Dans le domaine des biotechnologies, l'utilisation du katal et la standardisation internationale ne sont pas vraiment des objectifs rééls. Voici quelques exemples.
Vous avez décidé d'acheter de la β-fructosidase de Saccharomyces cerevisiae. Vous décidez de comparer les tarifs : combien va vous coûter l'unité d'activité catalytique. Et bien, vous ne trouverez pas de katal dans les catalogues mais une unité d'activité définie par 1 µmol catalysée par minute (un grand classique). Et là où tout deviendra compliqué c'est que le standard qui a permis de mesurer les activités sera le plus souvent donné pour une température de 55°C et parfois pour une température de 25°C !!! Si vous ne connaissez pas l'énergie d'activation de la réaction catalysée, où si vous n'avez pas testé vous-même l'accroissement de vitesse lié à une augmentation de température de 30°C, vous ne pouvez plus vraiment comparer. Dommage ....
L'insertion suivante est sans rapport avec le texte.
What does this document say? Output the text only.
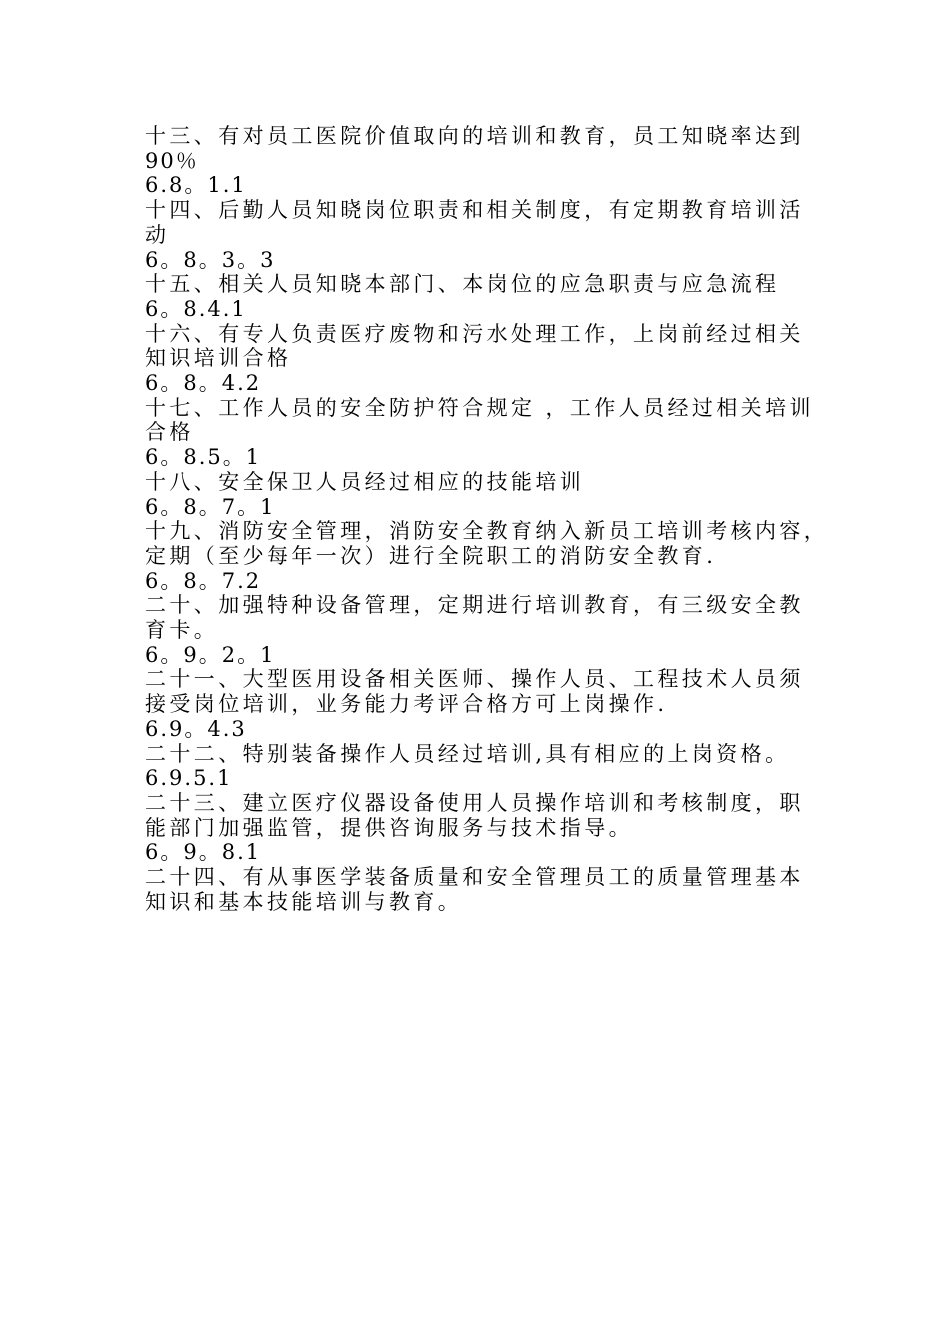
十三、有对员工医院价值取向的培训和教育，员工知晓率达到
90％
6.8。1.1
十四、后勤人员知晓岗位职责和相关制度，有定期教育培训活
动
6。8。3。3
十五、相关人员知晓本部门、本岗位的应急职责与应急流程
6。8.4.1
十六、有专人负责医疗废物和污水处理工作，上岗前经过相关
知识培训合格
6。8。4.2
十七、工作人员的安全防护符合规定 ，工作人员经过相关培训
合格
6。8.5。1
十八、安全保卫人员经过相应的技能培训
6。8。7。1
十九、消防安全管理，消防安全教育纳入新员工培训考核内容，
定期（至少每年一次）进行全院职工的消防安全教育.
6。8。7.2
二十、加强特种设备管理，定期进行培训教育，有三级安全教
育卡。
6。9。2。1
二十一、大型医用设备相关医师、操作人员、工程技术人员须
接受岗位培训，业务能力考评合格方可上岗操作.
6.9。4.3
二十二、特别装备操作人员经过培训,具有相应的上岗资格。
6.9.5.1
二十三、建立医疗仪器设备使用人员操作培训和考核制度，职
能部门加强监管，提供咨询服务与技术指导。
6。9。8.1
二十四、有从事医学装备质量和安全管理员工的质量管理基本
知识和基本技能培训与教育。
Comme on l'a déjà vu ci-dessus, ce n'est pas demain que les enzymes de restriction seront commercialisée en katals ! Même chose pour les "taq polymérases" et autres polymérases connexes. L'unité ADN polymérase est définie (chez tous les revendeurs) par l'incorporation de 10 mmoles de dNTP en 30 minutes dans un test sous volume de 50 µL. Toujours pas de katal ... Et évidemment chaque fabricant le fait avec son tampon bien à lui (ce qui est normal, y'aura qu'à suivre ces données là), son ADN source à lui (ADN de saumon, de phage M13mp9, de thymus de veau ...), ses amorces à lui, la température qui lui va bien (72°C, 74°C, 75°C ...). Pour information la mesure d'incorporation des dNTP est suivie par mesure d'incorporation de dCTP marqué au phosphore 32 dans la fraction ADN précipitable à l'acide trichloracétique.
Et un dernier exemple édifiant. Vous achetez du lyzozyme car vous avez des parois de bactéries à hydrolyser (le lysozyme hydrolyse la liaison β1,4 entre l'acide acétylmuramique et la N-acétyl-glucosamine du peptidoglycane). Voici la définition standardisée de l'unité d'activité catalytique des catalogues commerciaux et des articles. Une unité déclenche une diminution d'absorbance à 450 nm de 0,001 par minute à pH 6.24 et à 25 °C en utilisant une suspension de Micrococcus lysodeikticus standardisée comme substrat, dans un milieu réactionnel de 2.6 mL (1 cm de trajet optique). On est loin du katal qui correspondrait à une mol de liaisons osidiques hydrolysées par secondes...Mais bon, un standard reste efficace en ce qu'il permet les comparaisons et c'est ce qu'on va lui demander !
Dans de nombreux écrits scientifiques (y compris dans les meilleures revues et sous la plume des meilleurs auteurs), le terme "activité catalytique" (ou son synonyme "activité enzymatique") est employé selon différents sens. Parfois au sens de vitesse initiale de réaction, parfois au sens de capacité catalytique de l'enzyme mesurée dans tel ou tel contexte puis donnant lieu à des comparaisons diverses... On va ainsi se trouver confronté à un emploi qui ne désigne pas une mesure d'activité catalytique comme mesure standardisée afin d'évaluer une grandeur extensive de quantité d'enzyme. Au lecteur de lire intelligemment et de comprendre le contexte. Contexte qui est toujours très clair dans les (bonnes) publications scientifiques.